The first leader of the Belarusian Catholic Church, Cardinal
Kazimir Sviontek, has died aged 96 in the southwestern town of Pinsk,
RFE/RL's Belarus Service reports.
Sviontek was sentenced to death for his religious views after the
Soviet Union annexed what is now western Belarus in 1939.
He spent two years on death row, but avoided execution due to the attack on the USSR by Nazi Germany in June 1941.
In 1944, Sviontek was sentenced to 10 years in a labor camp.
Upon his release in 1954, Sviontek was named a priest in a Pinsk parish.
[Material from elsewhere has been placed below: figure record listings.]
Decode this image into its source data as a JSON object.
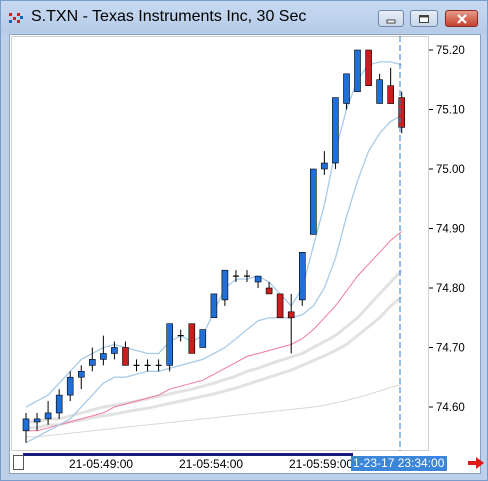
{
  "window": {
    "title": "S.TXN - Texas Instruments Inc, 30 Sec",
    "icons": [
      "app-icon",
      "minimize-icon",
      "restore-icon",
      "close-icon"
    ]
  },
  "axis": {
    "price_labels": [
      "75.20",
      "75.10",
      "75.00",
      "74.90",
      "74.80",
      "74.70",
      "74.60"
    ],
    "time_labels": [
      "21-05:49:00",
      "21-05:54:00",
      "21-05:59:00"
    ],
    "current_time": "1-23-17 23:34:00"
  },
  "colors": {
    "up_candle": "#1f6fd6",
    "down_candle": "#c81e1e",
    "band": "#a9cbe8",
    "ma_fast": "#f07aa0",
    "ma_slow": "#d8d8d8",
    "cursor": "#2a7fd4"
  },
  "chart_data": {
    "type": "candlestick",
    "ylim": [
      74.53,
      75.23
    ],
    "y_ticks": [
      75.2,
      75.1,
      75.0,
      74.9,
      74.8,
      74.7,
      74.6
    ],
    "candles": [
      {
        "o": 74.56,
        "h": 74.59,
        "l": 74.54,
        "c": 74.58
      },
      {
        "o": 74.575,
        "h": 74.59,
        "l": 74.56,
        "c": 74.58
      },
      {
        "o": 74.58,
        "h": 74.61,
        "l": 74.57,
        "c": 74.59
      },
      {
        "o": 74.59,
        "h": 74.63,
        "l": 74.58,
        "c": 74.62
      },
      {
        "o": 74.62,
        "h": 74.66,
        "l": 74.61,
        "c": 74.65
      },
      {
        "o": 74.65,
        "h": 74.67,
        "l": 74.63,
        "c": 74.66
      },
      {
        "o": 74.67,
        "h": 74.7,
        "l": 74.66,
        "c": 74.68
      },
      {
        "o": 74.68,
        "h": 74.72,
        "l": 74.67,
        "c": 74.69
      },
      {
        "o": 74.69,
        "h": 74.71,
        "l": 74.68,
        "c": 74.7
      },
      {
        "o": 74.7,
        "h": 74.71,
        "l": 74.67,
        "c": 74.67
      },
      {
        "o": 74.67,
        "h": 74.68,
        "l": 74.66,
        "c": 74.67
      },
      {
        "o": 74.67,
        "h": 74.68,
        "l": 74.66,
        "c": 74.67
      },
      {
        "o": 74.67,
        "h": 74.68,
        "l": 74.66,
        "c": 74.67
      },
      {
        "o": 74.67,
        "h": 74.74,
        "l": 74.66,
        "c": 74.74
      },
      {
        "o": 74.72,
        "h": 74.73,
        "l": 74.71,
        "c": 74.72
      },
      {
        "o": 74.74,
        "h": 74.74,
        "l": 74.69,
        "c": 74.69
      },
      {
        "o": 74.7,
        "h": 74.73,
        "l": 74.7,
        "c": 74.73
      },
      {
        "o": 74.75,
        "h": 74.79,
        "l": 74.75,
        "c": 74.79
      },
      {
        "o": 74.78,
        "h": 74.83,
        "l": 74.77,
        "c": 74.83
      },
      {
        "o": 74.82,
        "h": 74.83,
        "l": 74.81,
        "c": 74.82
      },
      {
        "o": 74.82,
        "h": 74.83,
        "l": 74.81,
        "c": 74.82
      },
      {
        "o": 74.81,
        "h": 74.82,
        "l": 74.8,
        "c": 74.82
      },
      {
        "o": 74.8,
        "h": 74.81,
        "l": 74.79,
        "c": 74.79
      },
      {
        "o": 74.79,
        "h": 74.79,
        "l": 74.75,
        "c": 74.75
      },
      {
        "o": 74.76,
        "h": 74.79,
        "l": 74.69,
        "c": 74.75
      },
      {
        "o": 74.78,
        "h": 74.86,
        "l": 74.77,
        "c": 74.86
      },
      {
        "o": 74.89,
        "h": 75.0,
        "l": 74.89,
        "c": 75.0
      },
      {
        "o": 75.0,
        "h": 75.03,
        "l": 74.99,
        "c": 75.01
      },
      {
        "o": 75.01,
        "h": 75.12,
        "l": 75.0,
        "c": 75.12
      },
      {
        "o": 75.11,
        "h": 75.16,
        "l": 75.1,
        "c": 75.16
      },
      {
        "o": 75.13,
        "h": 75.2,
        "l": 75.13,
        "c": 75.2
      },
      {
        "o": 75.2,
        "h": 75.2,
        "l": 75.14,
        "c": 75.14
      },
      {
        "o": 75.11,
        "h": 75.16,
        "l": 75.11,
        "c": 75.15
      },
      {
        "o": 75.14,
        "h": 75.17,
        "l": 75.11,
        "c": 75.11
      },
      {
        "o": 75.12,
        "h": 75.13,
        "l": 75.06,
        "c": 75.07
      }
    ],
    "bands_upper": [
      74.6,
      74.61,
      74.62,
      74.64,
      74.66,
      74.68,
      74.69,
      74.7,
      74.705,
      74.7,
      74.695,
      74.69,
      74.69,
      74.71,
      74.72,
      74.71,
      74.72,
      74.76,
      74.8,
      74.815,
      74.815,
      74.82,
      74.81,
      74.79,
      74.77,
      74.8,
      74.87,
      74.94,
      75.03,
      75.1,
      75.15,
      75.175,
      75.18,
      75.18,
      75.175
    ],
    "bands_lower": [
      74.54,
      74.55,
      74.56,
      74.57,
      74.58,
      74.6,
      74.62,
      74.64,
      74.65,
      74.65,
      74.655,
      74.66,
      74.66,
      74.665,
      74.67,
      74.675,
      74.68,
      74.69,
      74.7,
      74.715,
      74.73,
      74.745,
      74.75,
      74.75,
      74.75,
      74.755,
      74.77,
      74.8,
      74.85,
      74.92,
      74.98,
      75.03,
      75.06,
      75.08,
      75.09
    ],
    "ma_fast": [
      74.56,
      74.56,
      74.565,
      74.57,
      74.575,
      74.58,
      74.585,
      74.59,
      74.6,
      74.605,
      74.61,
      74.615,
      74.62,
      74.63,
      74.635,
      74.64,
      74.645,
      74.655,
      74.665,
      74.675,
      74.685,
      74.69,
      74.695,
      74.7,
      74.705,
      74.715,
      74.73,
      74.75,
      74.77,
      74.795,
      74.82,
      74.84,
      74.86,
      74.88,
      74.895
    ],
    "ma_mid": [
      74.575,
      74.575,
      74.58,
      74.58,
      74.585,
      74.59,
      74.595,
      74.6,
      74.603,
      74.606,
      74.61,
      74.614,
      74.618,
      74.622,
      74.626,
      74.63,
      74.635,
      74.64,
      74.646,
      74.652,
      74.66,
      74.665,
      74.672,
      74.678,
      74.684,
      74.69,
      74.7,
      74.71,
      74.72,
      74.735,
      74.75,
      74.77,
      74.79,
      74.81,
      74.83
    ],
    "ma_mid2": [
      74.565,
      74.565,
      74.57,
      74.57,
      74.575,
      74.578,
      74.582,
      74.585,
      74.588,
      74.592,
      74.595,
      74.598,
      74.602,
      74.606,
      74.61,
      74.614,
      74.618,
      74.622,
      74.627,
      74.632,
      74.638,
      74.644,
      74.65,
      74.656,
      74.662,
      74.67,
      74.678,
      74.686,
      74.695,
      74.705,
      74.72,
      74.735,
      74.75,
      74.77,
      74.785
    ],
    "ma_slow": [
      74.55,
      74.55,
      74.552,
      74.554,
      74.556,
      74.558,
      74.56,
      74.562,
      74.564,
      74.566,
      74.568,
      74.57,
      74.572,
      74.574,
      74.576,
      74.578,
      74.58,
      74.582,
      74.584,
      74.586,
      74.588,
      74.59,
      74.592,
      74.594,
      74.596,
      74.598,
      74.6,
      74.603,
      74.607,
      74.611,
      74.616,
      74.621,
      74.627,
      74.633,
      74.638
    ]
  }
}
Upon his release in 1954, Sviontek was named a priest in a Pinsk parish.
In 1991, Pope John Paul II named him the first leader of the newly established Minsk-Mahileu Metropolitan and apostolic administrator of the Pinsk diocese.
The pope named him a cardinal in 1994, and bestowed on him the "Fidei Testis" (Witness to the Faith) award in 2004.
Sviontek served as a priest for 70 years, including those he spent in the gulag.
Yury Barok, a Catholic priest from the eastern city of Vitsebsk, told RFE/RL that Sviontek, who was an ethnic Pole, played a key role in the "Belarusization" of the Catholic Church in Belarus.
Andrzej Poczobut, a prominent Polish-Belarusian journalist, told RFE/RL that Sviontek was a legend and a symbol of the Catholic faith in Belarus.
His death, Poczobut said, marks the end of the generation of clerics who faced persecution for their faith.
Ismail Aleksandrovich, the former mufti of Belarusian Muslims, told RFE/RL that representatives of all other religions in Belarus are praying for Cardinal Sviontek and mourning his death.
He described Sviontek as "a strong believer and a brave challenger, who did a lot for all of us in Belarus."
Cardinal Sviontek will be buried on July 25.